OTTAWA, Jan. 16, 2024 (GLOBE NEWSWIRE) -- Canada remains at an economic standstill as high interest rates bite into business and consumer spending power, according to new research from The Conference Board of Canada. The country’s real GDP is forecast to increase by just 0.6 per cent in 2024.

“Inflation has and should continue to moderate, but we’re unlikely to see drastic rate relief from the Bank of Canada until mid-year,” according to Ted Mallett, Director, Economic Forecasting at The Conference Board of Canada. “Once they kick in, the growth outlook in 2025 is a much brighter 2.3 per cent.”

Canada’s housing sector is bound by conflicting forces, as population pressures are requiring significant increases in building activity but high costs and elevated lending rates, among other factors, are disincentivizing it at the same time. There have been hopeful policy changes at all three levels of government, but it is not enough and not well coordinated. Furthermore, it will take years for these to work through the marketplace.

South of the border, the United States economy continues to defy expectations, with Q3 GDP increasing 5.2 per cent annualized, driven mainly by a jump in consumer spending. While wage growth remains elevated and still has more cooling to do, encouraging progress made on lowering inflation has been enough to allow the Federal Reserve to halt any further rate hikes. The Conference Board of Canada’s baseline view is that U.S. economic growth will slow down in the first half of 2024, but the economy will avoid slipping into a recession.

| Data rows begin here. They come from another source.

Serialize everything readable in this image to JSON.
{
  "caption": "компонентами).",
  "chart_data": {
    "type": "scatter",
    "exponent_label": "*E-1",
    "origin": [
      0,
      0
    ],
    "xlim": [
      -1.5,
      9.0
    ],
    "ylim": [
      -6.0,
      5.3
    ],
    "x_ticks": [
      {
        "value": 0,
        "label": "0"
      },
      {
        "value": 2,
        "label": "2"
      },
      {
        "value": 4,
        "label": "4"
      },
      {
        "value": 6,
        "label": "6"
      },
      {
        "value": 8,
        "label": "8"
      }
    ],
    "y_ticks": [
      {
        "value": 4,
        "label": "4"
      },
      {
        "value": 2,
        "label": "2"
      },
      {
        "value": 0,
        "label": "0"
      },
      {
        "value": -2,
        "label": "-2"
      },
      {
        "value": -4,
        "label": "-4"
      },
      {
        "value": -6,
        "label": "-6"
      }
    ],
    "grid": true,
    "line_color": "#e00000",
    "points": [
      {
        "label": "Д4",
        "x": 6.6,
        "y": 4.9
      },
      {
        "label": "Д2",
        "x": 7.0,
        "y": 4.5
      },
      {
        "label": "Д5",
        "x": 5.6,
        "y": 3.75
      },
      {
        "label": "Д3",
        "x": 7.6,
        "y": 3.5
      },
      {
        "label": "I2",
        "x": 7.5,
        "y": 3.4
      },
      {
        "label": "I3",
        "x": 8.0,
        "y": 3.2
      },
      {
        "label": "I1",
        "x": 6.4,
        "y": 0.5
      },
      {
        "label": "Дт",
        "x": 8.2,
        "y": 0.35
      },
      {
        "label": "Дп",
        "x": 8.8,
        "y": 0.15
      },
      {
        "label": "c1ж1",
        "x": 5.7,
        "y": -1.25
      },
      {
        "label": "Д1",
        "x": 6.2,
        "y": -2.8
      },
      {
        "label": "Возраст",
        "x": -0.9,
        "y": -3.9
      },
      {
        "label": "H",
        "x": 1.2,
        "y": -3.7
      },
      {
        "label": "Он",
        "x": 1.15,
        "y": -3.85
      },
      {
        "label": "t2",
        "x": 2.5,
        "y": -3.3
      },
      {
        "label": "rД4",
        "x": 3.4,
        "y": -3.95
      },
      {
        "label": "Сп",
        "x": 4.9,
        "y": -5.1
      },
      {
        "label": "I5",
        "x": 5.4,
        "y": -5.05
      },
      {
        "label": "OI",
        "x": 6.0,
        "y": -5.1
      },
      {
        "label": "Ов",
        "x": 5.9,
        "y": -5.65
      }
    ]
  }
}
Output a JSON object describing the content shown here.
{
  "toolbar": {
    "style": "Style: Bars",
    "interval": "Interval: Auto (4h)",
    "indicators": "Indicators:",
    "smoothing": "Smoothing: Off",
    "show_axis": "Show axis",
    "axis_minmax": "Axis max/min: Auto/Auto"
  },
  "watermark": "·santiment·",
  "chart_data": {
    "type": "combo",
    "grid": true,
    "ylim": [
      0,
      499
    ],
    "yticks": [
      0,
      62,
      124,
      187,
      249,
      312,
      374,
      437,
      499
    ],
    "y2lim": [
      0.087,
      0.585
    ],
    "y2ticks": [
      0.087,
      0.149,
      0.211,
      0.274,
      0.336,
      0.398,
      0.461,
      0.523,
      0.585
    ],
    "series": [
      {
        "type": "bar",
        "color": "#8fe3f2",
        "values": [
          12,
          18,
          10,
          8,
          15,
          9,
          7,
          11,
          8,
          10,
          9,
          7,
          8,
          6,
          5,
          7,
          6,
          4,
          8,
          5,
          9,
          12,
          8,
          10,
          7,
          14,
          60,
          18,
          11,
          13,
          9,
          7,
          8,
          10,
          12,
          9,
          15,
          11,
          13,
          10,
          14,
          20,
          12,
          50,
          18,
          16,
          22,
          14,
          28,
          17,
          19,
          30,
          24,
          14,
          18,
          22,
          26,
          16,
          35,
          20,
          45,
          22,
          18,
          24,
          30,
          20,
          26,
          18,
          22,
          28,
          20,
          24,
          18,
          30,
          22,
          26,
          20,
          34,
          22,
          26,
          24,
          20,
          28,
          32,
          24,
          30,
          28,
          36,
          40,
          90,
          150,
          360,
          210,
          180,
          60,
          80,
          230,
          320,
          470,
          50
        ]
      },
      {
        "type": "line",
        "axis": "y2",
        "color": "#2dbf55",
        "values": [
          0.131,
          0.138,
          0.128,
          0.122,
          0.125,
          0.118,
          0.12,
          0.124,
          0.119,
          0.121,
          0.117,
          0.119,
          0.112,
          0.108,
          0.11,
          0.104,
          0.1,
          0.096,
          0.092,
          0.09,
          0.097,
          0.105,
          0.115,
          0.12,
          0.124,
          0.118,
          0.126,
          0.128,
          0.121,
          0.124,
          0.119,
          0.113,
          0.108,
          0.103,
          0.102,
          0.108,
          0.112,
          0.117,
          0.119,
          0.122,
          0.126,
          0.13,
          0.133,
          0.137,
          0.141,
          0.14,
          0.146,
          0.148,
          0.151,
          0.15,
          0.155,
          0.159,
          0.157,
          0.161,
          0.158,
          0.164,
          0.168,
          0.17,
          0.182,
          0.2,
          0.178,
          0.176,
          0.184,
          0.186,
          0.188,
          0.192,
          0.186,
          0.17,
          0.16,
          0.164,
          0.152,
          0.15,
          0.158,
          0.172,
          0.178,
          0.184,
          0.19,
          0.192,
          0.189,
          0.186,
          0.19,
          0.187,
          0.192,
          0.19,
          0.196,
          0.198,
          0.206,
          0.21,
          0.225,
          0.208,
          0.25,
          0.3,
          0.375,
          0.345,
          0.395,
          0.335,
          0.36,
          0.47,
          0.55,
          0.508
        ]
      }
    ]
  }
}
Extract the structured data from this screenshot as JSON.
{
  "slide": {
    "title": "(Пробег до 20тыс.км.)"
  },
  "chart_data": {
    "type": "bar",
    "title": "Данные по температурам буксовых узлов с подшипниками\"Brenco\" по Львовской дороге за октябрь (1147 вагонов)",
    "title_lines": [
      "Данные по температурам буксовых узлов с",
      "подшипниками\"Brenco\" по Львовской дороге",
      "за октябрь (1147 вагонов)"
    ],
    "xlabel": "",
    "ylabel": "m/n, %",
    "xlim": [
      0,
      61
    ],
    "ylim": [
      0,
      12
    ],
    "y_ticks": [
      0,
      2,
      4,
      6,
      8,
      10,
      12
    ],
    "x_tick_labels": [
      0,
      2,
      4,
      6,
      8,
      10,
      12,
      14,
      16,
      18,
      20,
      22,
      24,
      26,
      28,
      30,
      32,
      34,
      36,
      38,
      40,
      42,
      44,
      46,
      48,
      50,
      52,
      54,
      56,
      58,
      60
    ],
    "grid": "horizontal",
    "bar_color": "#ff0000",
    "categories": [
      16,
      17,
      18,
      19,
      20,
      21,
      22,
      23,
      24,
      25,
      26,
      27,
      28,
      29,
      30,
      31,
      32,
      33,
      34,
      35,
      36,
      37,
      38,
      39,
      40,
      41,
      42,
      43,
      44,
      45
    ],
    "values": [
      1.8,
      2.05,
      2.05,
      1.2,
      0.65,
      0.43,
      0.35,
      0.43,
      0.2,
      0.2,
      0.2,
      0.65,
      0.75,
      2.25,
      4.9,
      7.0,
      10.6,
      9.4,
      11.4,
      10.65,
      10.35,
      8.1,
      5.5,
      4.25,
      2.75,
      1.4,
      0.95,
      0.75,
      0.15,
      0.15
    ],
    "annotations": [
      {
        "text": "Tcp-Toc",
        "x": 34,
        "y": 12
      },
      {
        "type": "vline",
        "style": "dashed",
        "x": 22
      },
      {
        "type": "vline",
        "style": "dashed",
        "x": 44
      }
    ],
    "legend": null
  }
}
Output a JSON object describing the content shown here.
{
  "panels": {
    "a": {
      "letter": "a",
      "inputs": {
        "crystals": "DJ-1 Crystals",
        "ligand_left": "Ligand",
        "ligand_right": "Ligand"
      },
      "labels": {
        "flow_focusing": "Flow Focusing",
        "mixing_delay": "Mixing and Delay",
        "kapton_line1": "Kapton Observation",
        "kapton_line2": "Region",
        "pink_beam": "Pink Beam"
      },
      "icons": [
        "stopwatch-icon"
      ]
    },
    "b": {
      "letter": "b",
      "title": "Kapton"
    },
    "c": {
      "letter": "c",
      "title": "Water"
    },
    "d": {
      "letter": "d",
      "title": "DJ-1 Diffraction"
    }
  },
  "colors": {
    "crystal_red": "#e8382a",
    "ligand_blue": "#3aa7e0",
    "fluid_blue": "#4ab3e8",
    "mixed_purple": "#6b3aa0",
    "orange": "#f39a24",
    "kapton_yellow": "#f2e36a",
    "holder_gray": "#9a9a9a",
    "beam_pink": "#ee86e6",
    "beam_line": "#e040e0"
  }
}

Resilience in the U.S. greatly benefited Canada’s international trade sector in 2023, but that influence is expected to moderate in 2024. With exports outpacing imports throughout the forecast period, the trade sector will contribute positively to real GDP growth over the next five years.

The slowing national economy has cooled the labour market. The Conference Board of Canada anticipates employment growth to remain muted in the first half of 2024, particularly in the private sector. With most international migrants of working age, the strong inflows of temporary and permanent residents are feeding labour force growth. We expect labour force growth to outpace employment growth over much of 2024, resulting in a further rise in the unemployment rate.

Business investment in Canada has similarly been challenged by high borrowing costs. Capital investment in the oil patch will continue, but not at pre-pandemic norms. The yardsticks are moving on the energy transition and post-COVID business patterns, but it is too early to see how they will settle into a sustainable rate of investment. With often fractious intergovernmental disagreements and a federal election on the horizon, the prospect of pendulum shifts in major policies add to business investment risk.